Nobel Prize for Hepatitis C Discovery

Three virologists from Canada, American, and Britain were recently awarded the Nobel Prize in medicine for their 1989 discovery of hepatitis C, a virus that can cause severe liver disease and chronically infects more than 70 million people worldwide.   Although many associate hepatitis C with intravenous drug use, according to the CDC, more than 75 percent of adults currently living with hep C were born between 1945 and 1965; many of whom have no idea they are carrying the virus. 

Because testing for hepatitis C (HCV) was minimal in the 70s and 80s when the spread of the disease was at its peak, many older adults may have been infected without their knowledge.  Hepatitis C is spread through blood-to-blood contact, which includes blood and organ donation that may have not received the same testing that is required today.  

The hepatitis C virus can lay dormant in the body for years, even decades, but it can still be passed on to others and can lead to chronic liver problems including cirrhosis of the liver, liver cancer, or liver failure.  The good news is that hepatitis C is now treatable with antiviral drugs and there is the hope of eradicating the disease entirely from the world’s population.  Recent research suggests the drugs developed to treat HCV may also be effective against the novel coronavirus.

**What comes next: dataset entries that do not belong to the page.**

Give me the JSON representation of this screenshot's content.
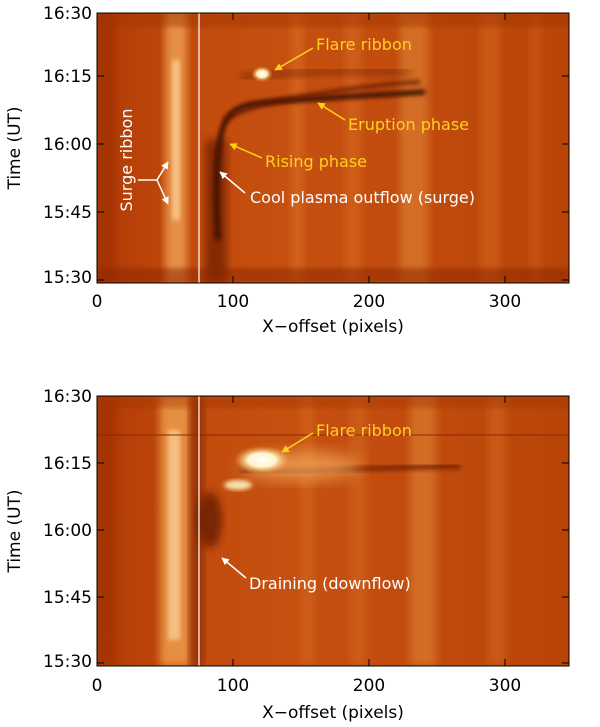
{
  "top": {
    "yticks": [
      "16:30",
      "16:15",
      "16:00",
      "15:45",
      "15:30"
    ],
    "xticks": [
      "0",
      "100",
      "200",
      "300"
    ],
    "ylabel": "Time (UT)",
    "xlabel": "X−offset (pixels)",
    "annotations": {
      "flare_ribbon": "Flare ribbon",
      "eruption_phase": "Eruption phase",
      "rising_phase": "Rising phase",
      "surge": "Cool plasma outflow (surge)",
      "surge_ribbon": "Surge ribbon"
    }
  },
  "bottom": {
    "yticks": [
      "16:30",
      "16:15",
      "16:00",
      "15:45",
      "15:30"
    ],
    "xticks": [
      "0",
      "100",
      "200",
      "300"
    ],
    "ylabel": "Time (UT)",
    "xlabel": "X−offset (pixels)",
    "annotations": {
      "flare_ribbon": "Flare ribbon",
      "draining": "Draining (downflow)"
    }
  },
  "colors": {
    "background_orange": "#c24a0c",
    "annotation_yellow": "#ffd21a",
    "annotation_white": "#ffffff"
  }
}
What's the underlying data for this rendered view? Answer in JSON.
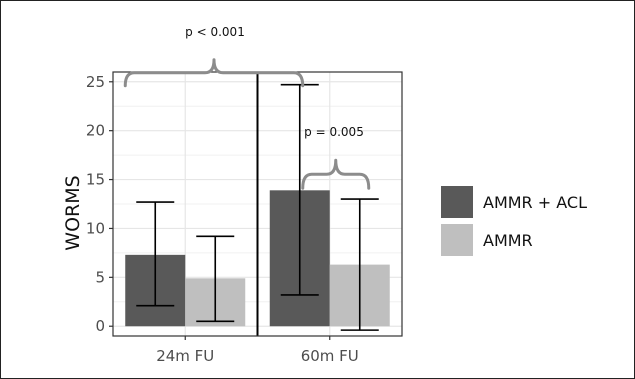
{
  "chart_data": {
    "type": "bar",
    "categories": [
      "24m FU",
      "60m FU"
    ],
    "ylabel": "WORMS",
    "xlabel": "",
    "ylim": [
      -1,
      26
    ],
    "yticks": [
      "0",
      "5",
      "10",
      "15",
      "20",
      "25"
    ],
    "grid": true,
    "legend_position": "right",
    "series": [
      {
        "name": "AMMR + ACL",
        "color": "#595959",
        "values": [
          7.3,
          13.9
        ],
        "error_low": [
          2.1,
          3.2
        ],
        "error_high": [
          12.7,
          24.7
        ]
      },
      {
        "name": "AMMR",
        "color": "#bfbfbf",
        "values": [
          4.9,
          6.3
        ],
        "error_low": [
          0.5,
          -0.4
        ],
        "error_high": [
          9.2,
          13.0
        ]
      }
    ],
    "annotations": [
      {
        "text": "p < 0.001",
        "from": "24m FU / AMMR + ACL",
        "to": "60m FU / AMMR + ACL"
      },
      {
        "text": "p = 0.005",
        "from": "60m FU / AMMR + ACL",
        "to": "60m FU / AMMR"
      }
    ]
  }
}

According to the American Liver Foundation, 75 to 85 percent of people infected with HCV will develop the chronic version of the disease.  Older adults can ask their doctor to screen for a hepatitis infection with a blood test to check liver enzyme levels.  In addition to treating HCV with medication, patients should also avoid alcohol, get regular exercise, and eat a healthy diet rich in iron and protein while avoiding excess salt, sugar, and fatty foods.  Maintaining a healthy body weight can also help protect the liver.